Because they all have, you know, they all have a weakness.
And I'm trying to figure out, okay, does that make perfect sense?
That if you have 10 ways to measure things, if some of them have gaps, you will use the other measurements to fill those in as an estimate.
On some level, My thinking is, yeah, I see why that would make sense.
But here's the other thing I'm thinking.
Doesn't that open it up To a lot of opinion.
In other words, doesn't it take measurement to opinion?
Because you're deciding what things are reasonable proxies for the gaps.
And I'm not entirely sure that's valid.
Well, certainly not as valid as just having a good measurement.
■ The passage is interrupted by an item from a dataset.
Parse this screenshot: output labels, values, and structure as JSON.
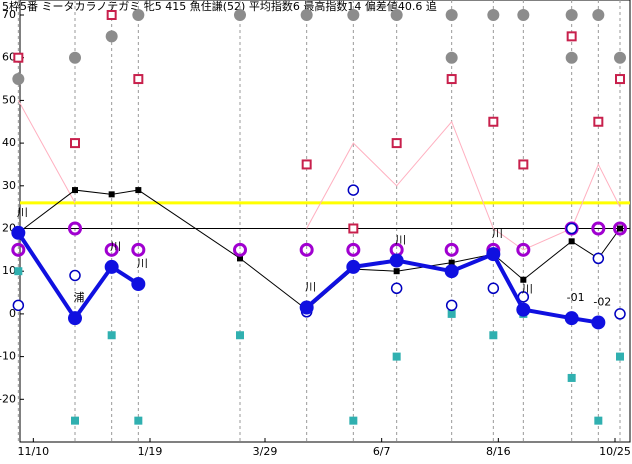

So I don't know how much to trust that.
I imagine it's the sort of thing that if you were working and you were deeply involved in it, maybe you'd have a better opinion.
Anyway. And then somebody just said another myth here.
So one of the myths was that the skeptics say that all of the adjustments are in the direction of making the warming look worse.
The climate scientists will show you the graph of all the adjustments, and you can see that roughly half of them are adjusted down, half are adjusted up, and that they make a good case that that's just not true.
That it's just not true that everything was adjusted in one direction.
So, I will believe the climate scientist on that question of fact.